Using this as a starting point we defined a new OAuth2 scope, device_sso, whose purpose is to require the Authorization Server (AS) to return a unique “secret” assigned to that specific device. The precedent for using a scope to define specification behaviour is OpenID Connect itself, which defines the “openid” scope as the trigger for the OpenID Provider (an OAuth2 AS) to implement the OpenID Connect specification. The device_secret is returned to a mobile app when the OAuth2 code is exchanged for tokens and then stored by the mobile app in the device keychain and with the id_token identifying the user who signed in.

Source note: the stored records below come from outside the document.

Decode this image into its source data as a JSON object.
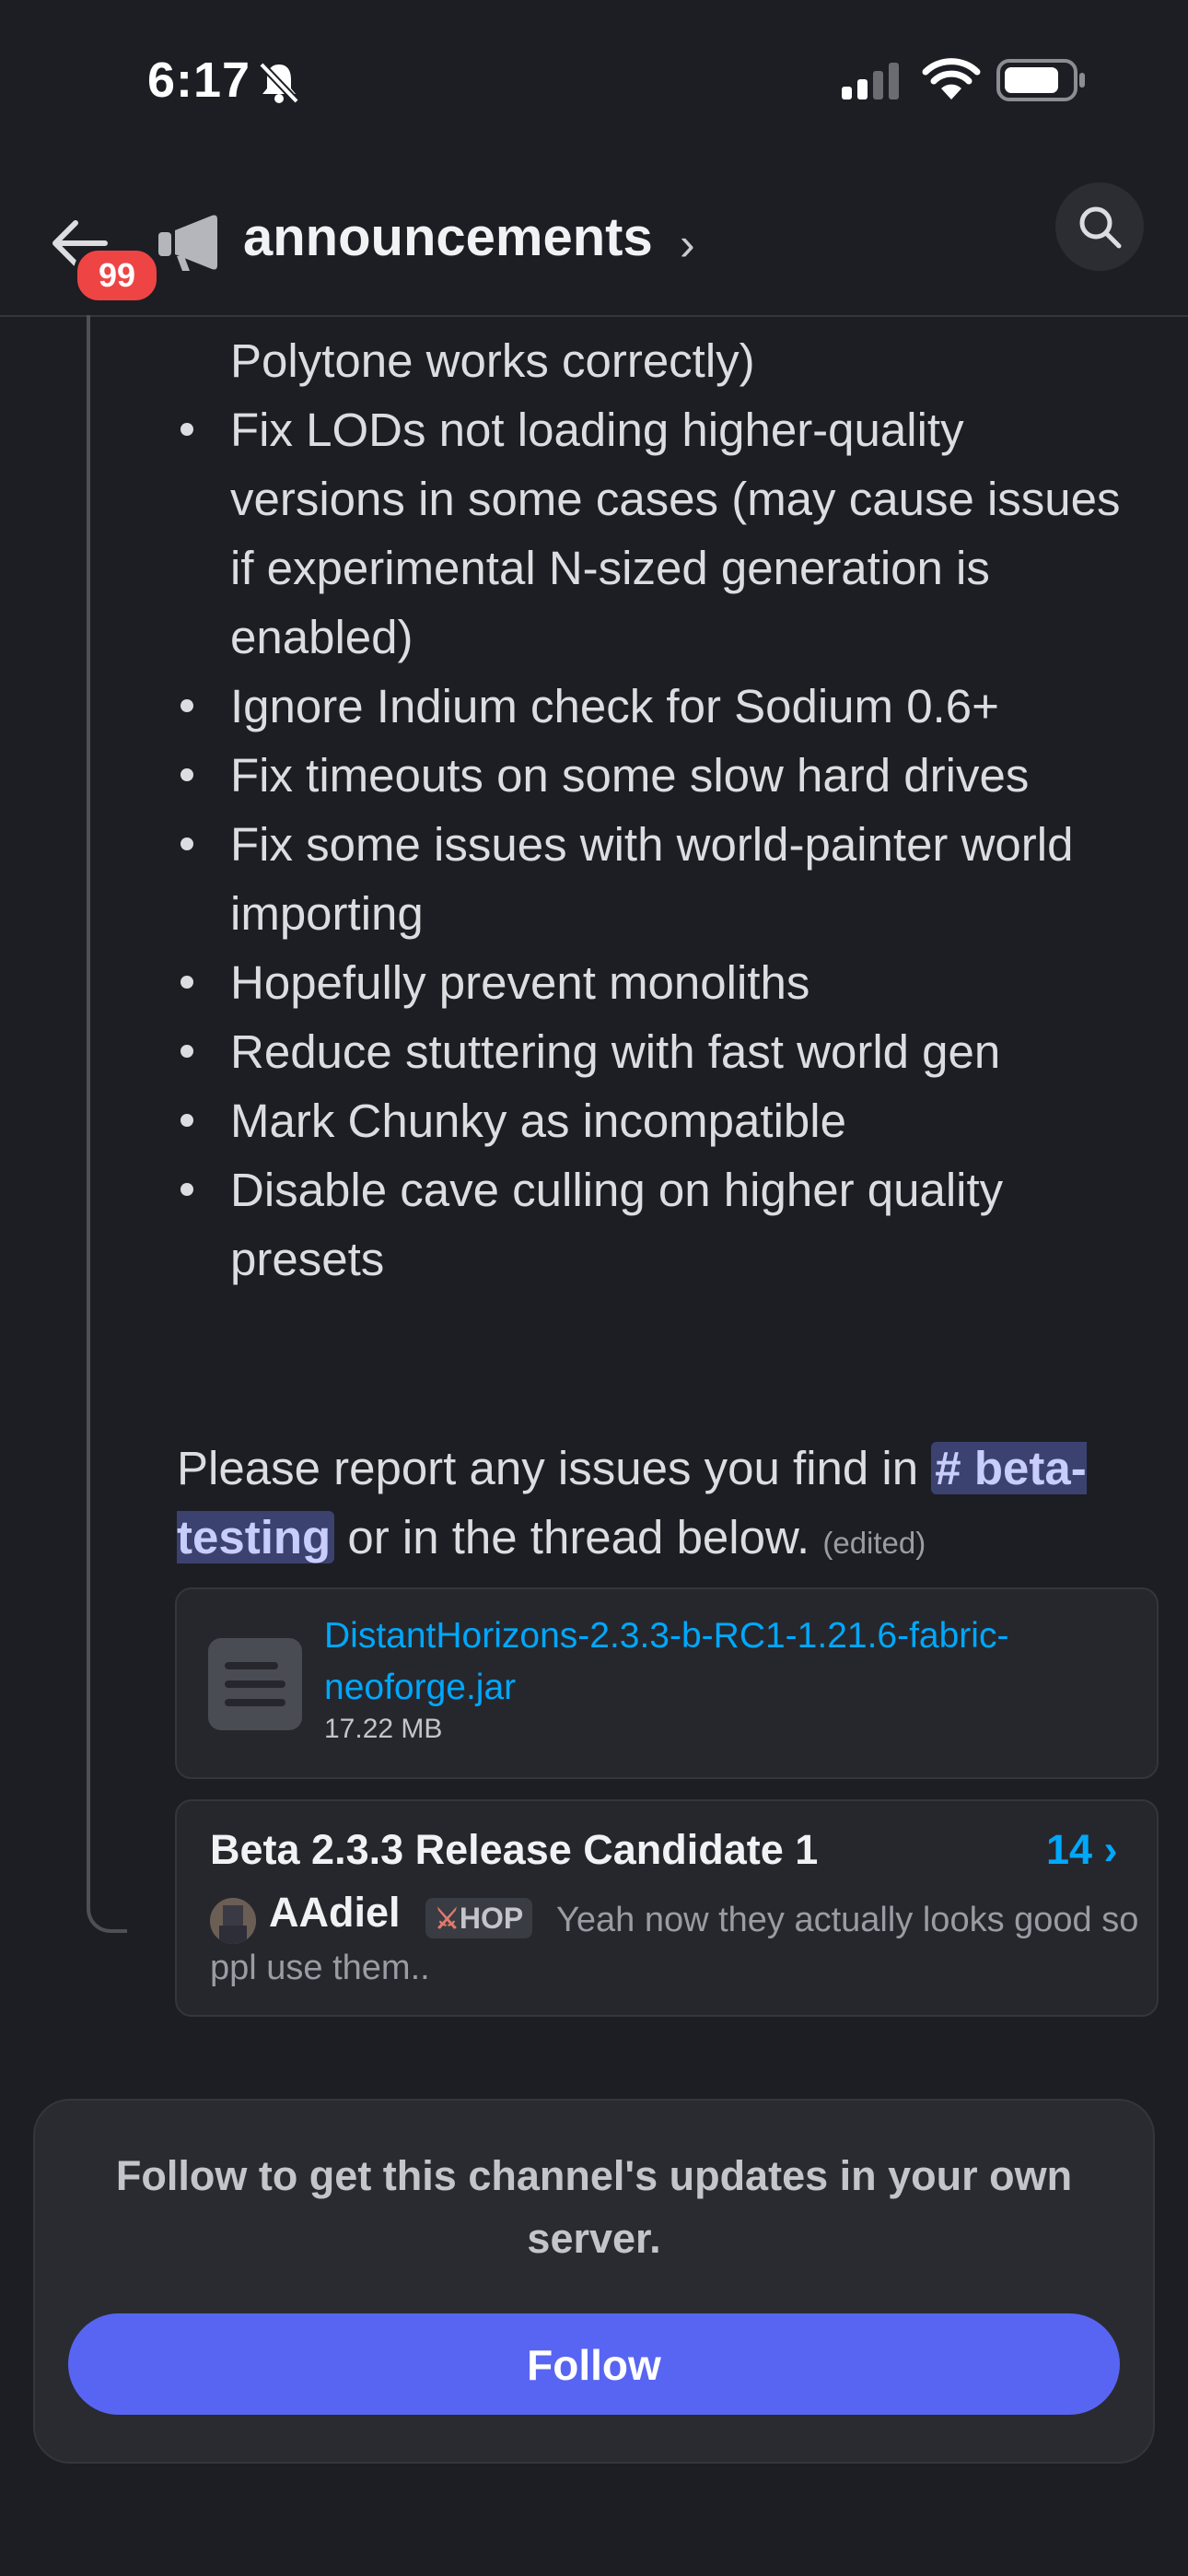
{
  "status_bar": {
    "time": "6:17"
  },
  "header": {
    "back_badge": "99",
    "channel_name": "announcements",
    "chevron": "›"
  },
  "message": {
    "lines": [
      {
        "text": "Polytone works correctly)",
        "bullet": false
      },
      {
        "text": "Fix LODs not loading higher-quality",
        "bullet": true
      },
      {
        "text": "versions in some cases (may cause issues",
        "bullet": false
      },
      {
        "text": "if experimental N-sized generation is",
        "bullet": false
      },
      {
        "text": "enabled)",
        "bullet": false
      },
      {
        "text": "Ignore Indium check for Sodium 0.6+",
        "bullet": true
      },
      {
        "text": "Fix timeouts on some slow hard drives",
        "bullet": true
      },
      {
        "text": "Fix some issues with world-painter world",
        "bullet": true
      },
      {
        "text": "importing",
        "bullet": false
      },
      {
        "text": "Hopefully prevent monoliths",
        "bullet": true
      },
      {
        "text": "Reduce stuttering with fast world gen",
        "bullet": true
      },
      {
        "text": "Mark Chunky as incompatible",
        "bullet": true
      },
      {
        "text": "Disable cave culling on higher quality",
        "bullet": true
      },
      {
        "text": "presets",
        "bullet": false
      }
    ],
    "report_prefix": "Please report any issues you find in ",
    "channel_mention": "# beta-testing",
    "report_suffix": " or in the thread below.",
    "edited": "(edited)"
  },
  "attachment": {
    "file_name": "DistantHorizons-2.3.3-b-RC1-1.21.6-fabric-neoforge.jar",
    "file_size": "17.22 MB",
    "icon": "file-text-icon"
  },
  "thread": {
    "title": "Beta 2.3.3 Release Candidate 1",
    "count": "14 ›",
    "author": "AAdiel",
    "role_tag": "HOP",
    "preview": "Yeah now they actually looks good so ppl use them.."
  },
  "follow": {
    "text": "Follow to get this channel's updates in your own server.",
    "button_label": "Follow"
  },
  "colors": {
    "background": "#1d1e23",
    "accent": "#5865f2",
    "link": "#00a8fc",
    "badge": "#ef4444"
  }
}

At this point, a second mobile app signed by the same vendor can look in the keychain and find the id_token, ask the user if they want to use that identity with the new app, and then use a profile of the token exchange spec to obtain tokens for the second mobile app based on the id_token and the device_secret. The full sequence of steps looks like this:

image

As a result of our identity consolidation work over the past year, we derived a set of principles identity architects should find useful for addressing use cases that don’t have a known specification or best practice. Moreover, these are applicable in many contexts outside of identity standards:

  1. Spend time researching the existing set of standards and draft standards. As the diagram shows, there are a lot of standards out there already, so understanding them is critical.
  2. Don’t invent something new if you can just profile or combine already existing specifications.
  3. Make sure you understand the spirit and intent of the existing specifications.
  4. For those cases where an extension is required, make sure to extend the specification based on its spirit and intent.
  5. Ask the community for clarity regarding any existing specification or draft.
  6. Contribute back to the community via blog posts, best practice documents, or a new specification.

As we learned during the consolidation of our Yahoo and AOL identity platforms, and as demonstrated in our examples, there is no need to resort to proprietary solutions for use cases that at first look do not appear to have a standards-based solution. Instead, it’s much better to follow these principles, avoid the NIH (not-invented-here) syndrome, and invest the time to build solutions on standards.